How to define aspects efficiently.


Defining the model’s aspects efficiently is essential for annotating data correctly and eventually building a state-of-the-art model. We can create the aspects for you. You might have them created or build them together. In any case, we share here seven tips for making the most pertinent aspects for your custom models!

Tip 1: Prominence

Try to capture topics that "stick out" and be more specific wherever this is possible. For example, in the software industry, we could use different aspects such as “app”, “desktop app” or “mobile app”, depending on how detailed the data is. On the other hand, if the information generally only mentions an app, we can’t be more specific, and we should call the aspect something like “app general”.

Tip 2: Overlapping

Be aware of overlapping meaning to avoid creating aspects corresponding to similar content.

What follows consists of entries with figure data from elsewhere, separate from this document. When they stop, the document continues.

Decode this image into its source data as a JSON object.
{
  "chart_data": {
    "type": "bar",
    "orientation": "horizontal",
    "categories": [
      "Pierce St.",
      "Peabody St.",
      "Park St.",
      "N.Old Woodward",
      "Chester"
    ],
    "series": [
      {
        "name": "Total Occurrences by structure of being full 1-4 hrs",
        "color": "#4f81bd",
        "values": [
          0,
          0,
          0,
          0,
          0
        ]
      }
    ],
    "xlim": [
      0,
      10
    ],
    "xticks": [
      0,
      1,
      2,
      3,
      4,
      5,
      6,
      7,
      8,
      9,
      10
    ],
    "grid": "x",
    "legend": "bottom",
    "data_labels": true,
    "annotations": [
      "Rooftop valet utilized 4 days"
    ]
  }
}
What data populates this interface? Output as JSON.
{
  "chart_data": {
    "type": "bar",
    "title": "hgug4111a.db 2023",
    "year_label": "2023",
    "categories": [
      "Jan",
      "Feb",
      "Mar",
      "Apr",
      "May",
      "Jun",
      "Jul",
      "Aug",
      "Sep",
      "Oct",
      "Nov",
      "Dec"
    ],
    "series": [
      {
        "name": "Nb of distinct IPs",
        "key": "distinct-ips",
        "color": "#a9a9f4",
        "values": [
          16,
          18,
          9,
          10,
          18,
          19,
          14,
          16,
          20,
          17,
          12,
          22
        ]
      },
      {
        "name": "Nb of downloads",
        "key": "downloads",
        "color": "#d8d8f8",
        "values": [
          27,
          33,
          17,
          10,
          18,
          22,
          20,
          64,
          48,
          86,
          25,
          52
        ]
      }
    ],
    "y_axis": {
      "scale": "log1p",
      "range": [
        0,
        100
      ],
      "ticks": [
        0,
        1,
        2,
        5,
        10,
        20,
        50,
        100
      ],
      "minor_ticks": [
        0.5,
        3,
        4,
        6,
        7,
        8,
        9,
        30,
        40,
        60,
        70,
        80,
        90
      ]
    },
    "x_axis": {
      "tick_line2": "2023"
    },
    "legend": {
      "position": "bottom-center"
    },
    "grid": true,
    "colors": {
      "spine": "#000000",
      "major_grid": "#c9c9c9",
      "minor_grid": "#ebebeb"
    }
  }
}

For example, the aspects “support” and “customer center” would be overlapping factors for customer data, as they would be used on the same text segments during labeling.

Tip 3: Removing an aspect

Make sure that a label is relevant to your data, and you use it during labeling before you add it to your aspects list. After spending some time on data annotation, you can permanently remove it from your aspects list if you realize that you never use an aspect. For example, if I have customer data and define the aspect “mobile app” then notice that the particular aspect is not used during labeling, I should remove it.

Tip 4: Adding an aspect

While annotating data, you might feel like an aspect is missing from the aspects list as you would like to use it during labeling. In this case, you can always add the needed aspect to your aspects list. Just make sure that you need this aspect and that there is more than one example where it appears.

Tip 5: Difficulty

Try to define an aspect with a simple word and not use complicated language or abstract concepts. For example, if you have to define aspects for a financial model, it is better to determine “expenses” than “deduction”.

Tip 6: Subjective opinion space

Keep in mind that we try to cover as much personal opinion space as we can. Meaning that people talk in a specific way, using particular words, and are interested in specific aspects of a product depending on the product’s industry. For example, people usually talk about the “engine”, the “wheels/tires”, etc. Our goal is to capture these aspects, which are essential for a product, to process as many text/reviews as possible. By capturing these aspects, we understand how the market “talks” about a product.

Tip 7: Annotators' cognitive effort

Lastly, since the data will be labeled manually by annotators, we should consider their cognitive effort. Creating many aspects that are difficult to understand will significantly increase the annotators’ work and lead to a more flawed result. For this reason, we should consider whether we would be happy with the existing aspects list as an annotator before we finalize our aspects list.